Long-running host applications should usually initialize Python once and keep it alive until process shutdown.

Preferred model:

application start
    initialize Python once
application lifetime
    run scripts and plugins
application shutdown
    finalize Python once

69.21 Security Boundaries

Embedded Python is not a secure sandbox by default.

Python code can often access:

filesystem
network
process environment
loaded modules
native extension modules
introspection
resource exhaustion paths

Removing names from builtins or limiting sys.path improves policy control but does not create a complete sandbox.

For hostile or untrusted code, use:

separate processes
OS permissions
containers
seccomp or sandboxing primitives
resource limits
restricted filesystem views

Embedding is an integration mechanism, not a security boundary.

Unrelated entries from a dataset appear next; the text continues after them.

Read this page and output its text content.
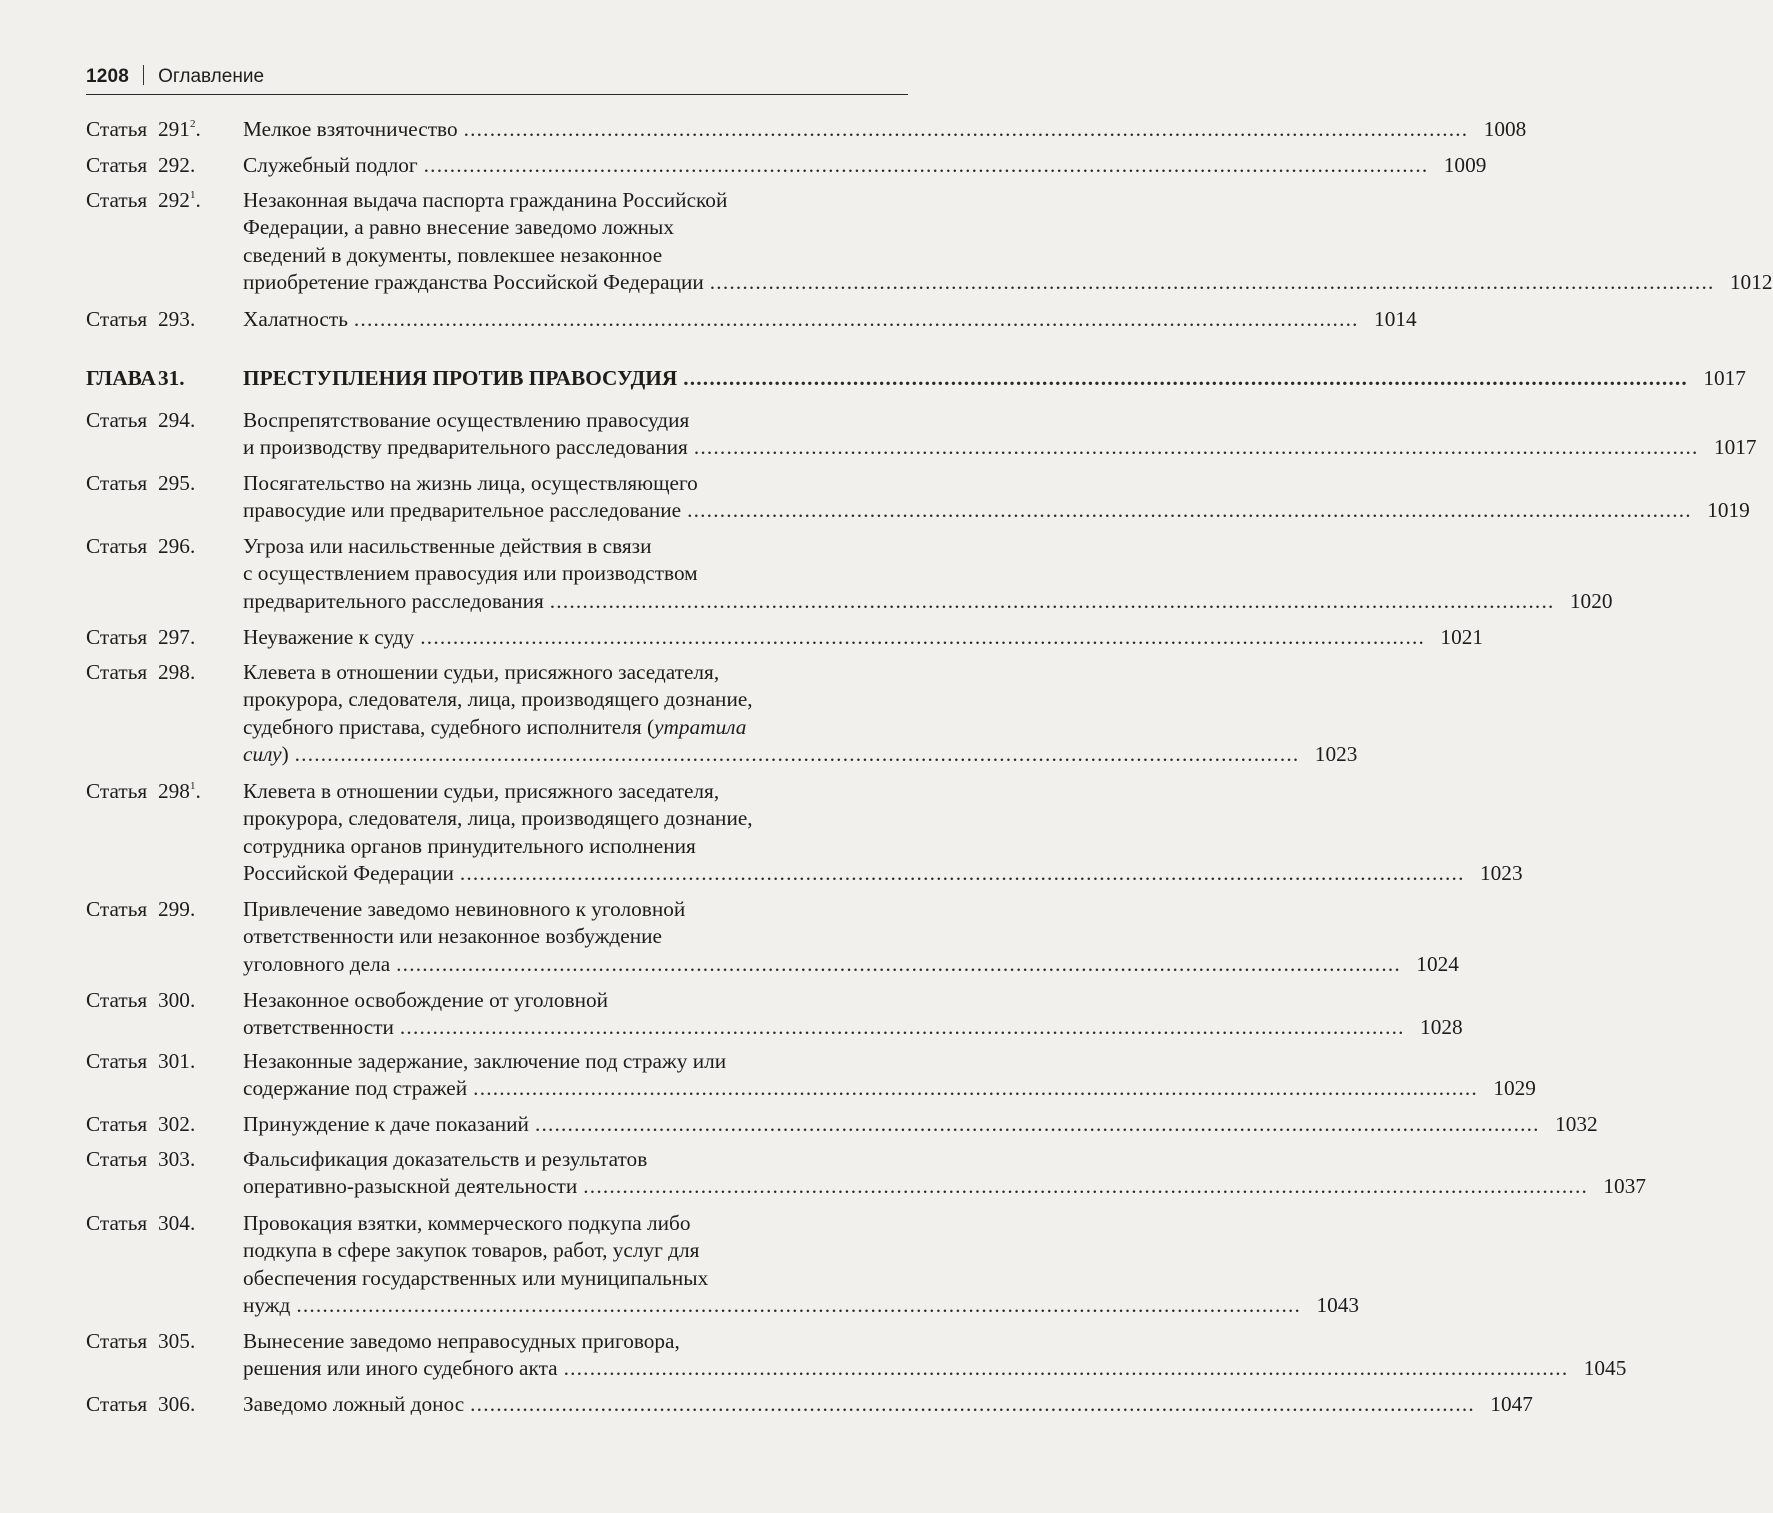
1208 Оглавление
Статья $291^2$.	Мелкое взяточничество .......................................................................................................................................................... 1008
Статья 292.	Служебный подлог .......................................................................................................................................................... 1009
Статья $292^1$.	Незаконная выдача паспорта гражданина Российской
Федерации, а равно внесение заведомо ложных
сведений в документы, повлекшее незаконное
приобретение гражданства Российской Федерации .......................................................................................................................................................... 1012
Статья 293.	Халатность .......................................................................................................................................................... 1014
ГЛАВА 31.	ПРЕСТУПЛЕНИЯ ПРОТИВ ПРАВОСУДИЯ .......................................................................................................................................................... 1017
Статья 294.	Воспрепятствование осуществлению правосудия
и производству предварительного расследования .......................................................................................................................................................... 1017
Статья 295.	Посягательство на жизнь лица, осуществляющего
правосудие или предварительное расследование .......................................................................................................................................................... 1019
Статья 296.	Угроза или насильственные действия в связи
с осуществлением правосудия или производством
предварительного расследования .......................................................................................................................................................... 1020
Статья 297.	Неуважение к суду .......................................................................................................................................................... 1021
Статья 298.	Клевета в отношении судьи, присяжного заседателя,
прокурора, следователя, лица, производящего дознание,
судебного пристава, судебного исполнителя (утратила
силу) .......................................................................................................................................................... 1023
Статья $298^1$.	Клевета в отношении судьи, присяжного заседателя,
прокурора, следователя, лица, производящего дознание,
сотрудника органов принудительного исполнения
Российской Федерации .......................................................................................................................................................... 1023
Статья 299.	Привлечение заведомо невиновного к уголовной
ответственности или незаконное возбуждение
уголовного дела .......................................................................................................................................................... 1024
Статья 300.	Незаконное освобождение от уголовной
ответственности .......................................................................................................................................................... 1028
Статья 301.	Незаконные задержание, заключение под стражу или
содержание под стражей .......................................................................................................................................................... 1029
Статья 302.	Принуждение к даче показаний .......................................................................................................................................................... 1032
Статья 303.	Фальсификация доказательств и результатов
оперативно-разыскной деятельности .......................................................................................................................................................... 1037
Статья 304.	Провокация взятки, коммерческого подкупа либо
подкупа в сфере закупок товаров, работ, услуг для
обеспечения государственных или муниципальных
нужд .......................................................................................................................................................... 1043
Статья 305.	Вынесение заведомо неправосудных приговора,
решения или иного судебного акта .......................................................................................................................................................... 1045
Статья 306.	Заведомо ложный донос .......................................................................................................................................................... 1047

69.22 Packaging an Embedded Runtime

Shipping embedded Python requires bundling the correct runtime pieces.

Typical components:

Python shared library or linked runtime
standard library
encodings package
extension modules
application Python modules
native dependency libraries
site configuration
import path setup

The encodings package is especially important. If CPython cannot import encodings during startup, initialization fails early.

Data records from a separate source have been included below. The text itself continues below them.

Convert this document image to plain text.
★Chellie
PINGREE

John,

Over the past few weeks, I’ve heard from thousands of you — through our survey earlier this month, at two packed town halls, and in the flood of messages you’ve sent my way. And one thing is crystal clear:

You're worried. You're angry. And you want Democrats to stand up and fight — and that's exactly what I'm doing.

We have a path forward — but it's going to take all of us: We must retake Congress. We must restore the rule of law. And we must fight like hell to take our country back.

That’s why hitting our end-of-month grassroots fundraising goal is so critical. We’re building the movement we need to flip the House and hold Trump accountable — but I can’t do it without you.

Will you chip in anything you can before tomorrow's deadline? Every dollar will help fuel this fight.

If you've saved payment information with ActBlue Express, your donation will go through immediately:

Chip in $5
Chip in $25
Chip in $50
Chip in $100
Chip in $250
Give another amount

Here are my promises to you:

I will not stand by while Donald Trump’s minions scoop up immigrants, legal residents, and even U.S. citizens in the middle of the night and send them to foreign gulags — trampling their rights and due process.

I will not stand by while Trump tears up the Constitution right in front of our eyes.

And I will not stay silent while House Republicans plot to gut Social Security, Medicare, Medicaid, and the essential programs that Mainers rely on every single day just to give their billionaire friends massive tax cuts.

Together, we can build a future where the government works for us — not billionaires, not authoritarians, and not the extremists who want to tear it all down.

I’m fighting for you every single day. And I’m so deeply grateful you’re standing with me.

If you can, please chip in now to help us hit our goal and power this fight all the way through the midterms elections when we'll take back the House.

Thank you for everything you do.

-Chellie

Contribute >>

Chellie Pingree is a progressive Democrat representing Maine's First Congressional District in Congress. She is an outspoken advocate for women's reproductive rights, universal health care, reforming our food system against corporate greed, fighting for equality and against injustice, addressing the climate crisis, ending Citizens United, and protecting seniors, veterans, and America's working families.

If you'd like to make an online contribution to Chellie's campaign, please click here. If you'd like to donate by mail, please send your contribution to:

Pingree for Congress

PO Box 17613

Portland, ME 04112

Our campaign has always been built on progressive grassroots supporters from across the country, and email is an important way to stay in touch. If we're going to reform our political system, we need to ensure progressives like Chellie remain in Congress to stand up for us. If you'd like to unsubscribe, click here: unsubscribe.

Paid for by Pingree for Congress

Packaging failures usually appear as startup or import errors, not compiler errors.

69.23 Embedding with C++

The CPython API is C. C++ applications can use it directly, but must respect C API rules.

Important concerns:

do not let C++ exceptions cross C API boundaries
wrap PyObject * in RAII carefully
release references deterministically
translate Python errors to C++ errors explicitly
manage GIL with RAII guards

Example RAII wrapper idea:

class PyRef {
public:
    explicit PyRef(PyObject *p = nullptr) : p_(p) {}
    ~PyRef() { Py_XDECREF(p_); }

    PyObject *get() const { return p_; }
    PyObject *release() {
        PyObject *p = p_;
        p_ = nullptr;
        return p;
    }

private:
    PyObject *p_;
};

This can reduce leaks, but it must be designed around CPython ownership rules.

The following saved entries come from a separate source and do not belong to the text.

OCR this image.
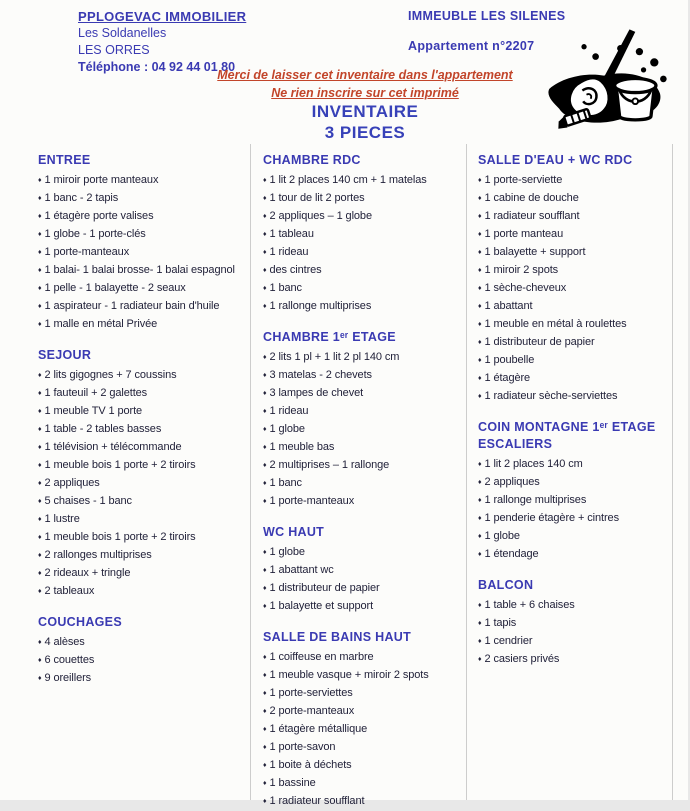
PPLOGEVAC IMMOBILIER
Les Soldanelles
LES ORRES
Téléphone : 04 92 44 01 80
IMMEUBLE LES SILENES
Appartement n°2207
Merci de laisser cet inventaire dans l'appartement
Ne rien inscrire sur cet imprimé
INVENTAIRE
3 PIECES
ENTREE
♦ 1 miroir porte manteaux
♦ 1 banc - 2 tapis
♦ 1 étagère porte valises
♦ 1 globe - 1 porte-clés
♦ 1 porte-manteaux
♦ 1 balai- 1 balai brosse- 1 balai espagnol
♦ 1 pelle - 1 balayette - 2 seaux
♦ 1 aspirateur - 1 radiateur bain d'huile
♦ 1 malle en métal Privée
SEJOUR
♦ 2 lits gigognes + 7 coussins
♦ 1 fauteuil + 2 galettes
♦ 1 meuble TV 1 porte
♦ 1 table - 2 tables basses
♦ 1 télévision + télécommande
♦ 1 meuble bois 1 porte + 2 tiroirs
♦ 2 appliques
♦ 5 chaises - 1 banc
♦ 1 lustre
♦ 1 meuble bois 1 porte + 2 tiroirs
♦ 2 rallonges multiprises
♦ 2 rideaux + tringle
♦ 2 tableaux
COUCHAGES
♦ 4 alèses
♦ 6 couettes
♦ 9 oreillers
CHAMBRE RDC
♦ 1 lit 2 places 140 cm + 1 matelas
♦ 1 tour de lit 2 portes
♦ 2 appliques – 1 globe
♦ 1 tableau
♦ 1 rideau
♦ des cintres
♦ 1 banc
♦ 1 rallonge multiprises
CHAMBRE 1ᵉʳ ETAGE
♦ 2 lits 1 pl + 1 lit 2 pl 140 cm
♦ 3 matelas - 2 chevets
♦ 3 lampes de chevet
♦ 1 rideau
♦ 1 globe
♦ 1 meuble bas
♦ 2 multiprises – 1 rallonge
♦ 1 banc
♦ 1 porte-manteaux
WC HAUT
♦ 1 globe
♦ 1 abattant wc
♦ 1 distributeur de papier
♦ 1 balayette et support
SALLE DE BAINS HAUT
♦ 1 coiffeuse en marbre
♦ 1 meuble vasque + miroir 2 spots
♦ 1 porte-serviettes
♦ 2 porte-manteaux
♦ 1 étagère métallique
♦ 1 porte-savon
♦ 1 boite à déchets
♦ 1 bassine
♦ 1 radiateur soufflant
SALLE D'EAU + WC RDC
♦ 1 porte-serviette
♦ 1 cabine de douche
♦ 1 radiateur soufflant
♦ 1 porte manteau
♦ 1 balayette + support
♦ 1 miroir 2 spots
♦ 1 sèche-cheveux
♦ 1 abattant
♦ 1 meuble en métal à roulettes
♦ 1 distributeur de papier
♦ 1 poubelle
♦ 1 étagère
♦ 1 radiateur sèche-serviettes
COIN MONTAGNE 1ᵉʳ ETAGE ESCALIERS
♦ 1 lit 2 places 140 cm
♦ 2 appliques
♦ 1 rallonge multiprises
♦ 1 penderie étagère + cintres
♦ 1 globe
♦ 1 étendage
BALCON
♦ 1 table + 6 chaises
♦ 1 tapis
♦ 1 cendrier
♦ 2 casiers privés
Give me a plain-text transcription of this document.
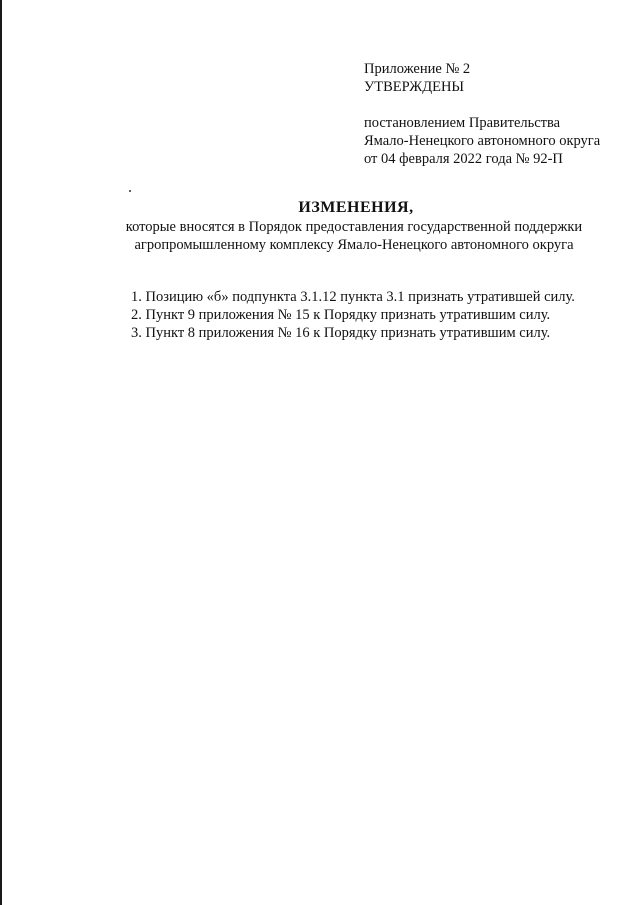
Приложение № 2
УТВЕРЖДЕНЫ
постановлением Правительства
Ямало-Ненецкого автономного округа
от 04 февраля 2022 года № 92-П
ИЗМЕНЕНИЯ,
которые вносятся в Порядок предоставления государственной поддержки
агропромышленному комплексу Ямало-Ненецкого автономного округа
1. Позицию «б» подпункта 3.1.12 пункта 3.1 признать утратившей силу.
2. Пункт 9 приложения № 15 к Порядку признать утратившим силу.
3. Пункт 8 приложения № 16 к Порядку признать утратившим силу.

69.24 Common Embedding Bugs

BugCause
ModuleNotFoundError: encodingsBad standard library path
Importing wrong modulesUncontrolled sys.path
Crashes from native threadsMissing GIL acquisition
Leaked objectsMissing Py_DECREF
Shutdown crashesPython called during finalization
Reinitialization failureExtension global state not reset
Plugin state leaksStatic globals instead of module state
Security bypassTreating embedding as sandboxing
DeadlocksHost locks combined with GIL acquisition
Broken callbacksHost object destroyed before Python wrapper

Most embedding problems are lifecycle problems: startup, import configuration, ownership, threading, and shutdown.

69.25 Practical Design Guidelines

For robust embedding:

AreaGuideline
StartupUse PyConfig rather than ambient defaults
PathsSet import paths explicitly
EnvironmentUse isolated mode when shipping an app runtime
LifetimeInitialize once, finalize once
ThreadsAcquire GIL before every Python API call
Host APIsExpose a small built-in module
ObjectsDefine clear native ownership rules
ErrorsConvert Python exceptions into host diagnostics
SecurityUse process isolation for untrusted code
ShutdownAvoid late Python calls during teardown

69.26 Chapter Summary

Embedding Python places the CPython runtime inside a native host application. The host initializes the interpreter, configures paths and runtime options, imports modules, calls Python functions, exposes native services, handles exceptions, and shuts the runtime down.

Embedding uses the same C API as extension modules, but control flow is reversed. C calls Python instead of Python calling C.

A reliable embedded runtime requires careful startup configuration, explicit import paths, strict reference ownership, GIL management, clear host object lifetime, and conservative shutdown behavior.